Ia menuturkan, setelah Indonesia merdeka, ada seseorang yang datang mencari Ki Marhaen ke sawahnya di Cibintiu. Namun Ki Marhaen sudah wafat, hingga akhirnya pencarian itu mengarah ke Cipagalo, tempat lokasi makam dan keluarganya berada saat ini.
Kusnadi mengungkapkan, sosok Ki Marhaen telah menjadi contoh perjuangan rakyat kecil dan simbol penguatan sektor pangan, khususnya pertanian, seperti yang pernah diperjuangkan oleh Bung Karno.
“Pesan saya, jangan salah gunakan tempat ini.

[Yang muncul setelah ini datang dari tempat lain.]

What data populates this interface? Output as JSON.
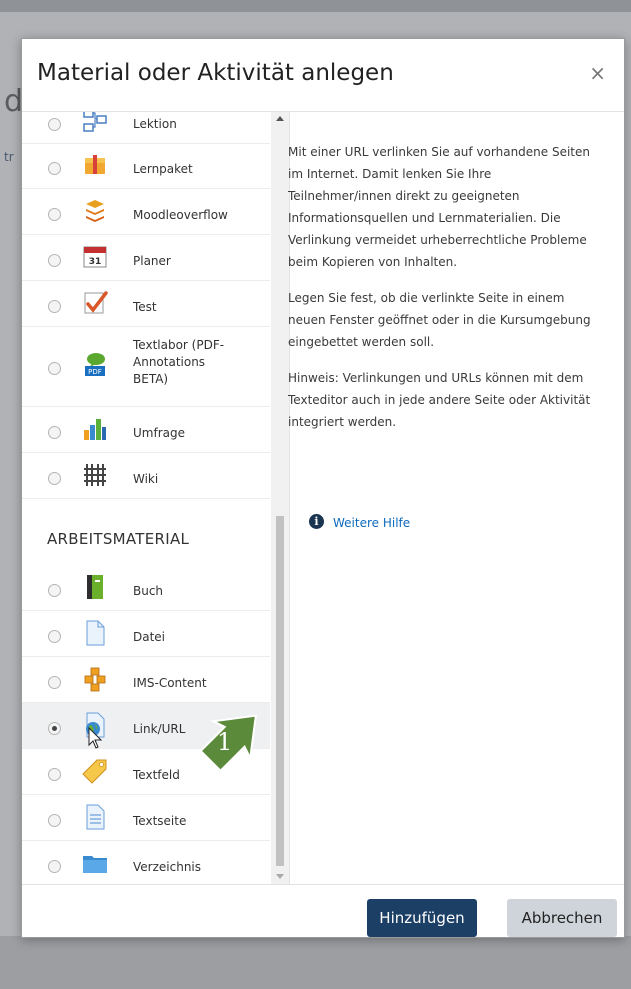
{
  "dialog": {
    "title": "Material oder Aktivität anlegen",
    "close_symbol": "×"
  },
  "background": {
    "fragment_large": "d",
    "fragment_small": "tr"
  },
  "activities": [
    {
      "label": "Lektion",
      "icon": "lesson-icon",
      "selected": false
    },
    {
      "label": "Lernpaket",
      "icon": "package-icon",
      "selected": false
    },
    {
      "label": "Moodleoverflow",
      "icon": "moodleoverflow-icon",
      "selected": false
    },
    {
      "label": "Planer",
      "icon": "calendar-icon",
      "calendar_day": "31",
      "selected": false
    },
    {
      "label": "Test",
      "icon": "quiz-icon",
      "selected": false
    },
    {
      "label": "Textlabor (PDF-Annotations BETA)",
      "icon": "pdf-annotation-icon",
      "selected": false
    },
    {
      "label": "Umfrage",
      "icon": "survey-chart-icon",
      "selected": false
    },
    {
      "label": "Wiki",
      "icon": "wiki-icon",
      "selected": false
    }
  ],
  "section_heading": "ARBEITSMATERIAL",
  "resources": [
    {
      "label": "Buch",
      "icon": "book-icon",
      "selected": false
    },
    {
      "label": "Datei",
      "icon": "file-icon",
      "selected": false
    },
    {
      "label": "IMS-Content",
      "icon": "ims-content-icon",
      "selected": false
    },
    {
      "label": "Link/URL",
      "icon": "globe-link-icon",
      "selected": true
    },
    {
      "label": "Textfeld",
      "icon": "label-tag-icon",
      "selected": false
    },
    {
      "label": "Textseite",
      "icon": "page-icon",
      "selected": false
    },
    {
      "label": "Verzeichnis",
      "icon": "folder-icon",
      "selected": false
    }
  ],
  "help": {
    "paragraph1": "Mit einer URL verlinken Sie auf vorhandene Seiten im Internet. Damit lenken Sie Ihre Teilnehmer/innen direkt zu geeigneten Informationsquellen und Lernmaterialien. Die Verlinkung vermeidet urheberrechtliche Probleme beim Kopieren von Inhalten.",
    "paragraph2": "Legen Sie fest, ob die verlinkte Seite in einem neuen Fenster geöffnet oder in die Kursumgebung eingebettet werden soll.",
    "paragraph3": "Hinweis: Verlinkungen und URLs können mit dem Texteditor auch in jede andere Seite oder Aktivität integriert werden.",
    "more_help": "Weitere Hilfe",
    "info_symbol": "i"
  },
  "footer": {
    "add_label": "Hinzufügen",
    "cancel_label": "Abbrechen"
  },
  "annotation": {
    "step_number": "1",
    "color": "#5a8a3a"
  },
  "colors": {
    "primary": "#1c3f66",
    "link": "#0f6cbf",
    "secondary_button": "#ced4da"
  }
}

Jika untuk tujuan sejarah, saya bangga karena di lingkungan Cipagalo ini ada sejarah yang menjadi kebanggaan masyarakat,” ujarnya.
Makam Ki Marhaen bukan hanya situs peristirahatan seorang tokoh, tetapi pengingat bahwa kekuatan bangsa dibangun dari rakyat kecil yang bekerja keras, jujur, dan mandiri, nilai-nilai yang diangkat Bung Karno dari sosok Ki Marhaen.
Pemerintah Kota Bandung bersama masyarakat setempat terus berupaya menjaga keberadaan situs ini agar tetap menjadi ruang edukasi sejarah dan inspirasi bagi generasi mendatang.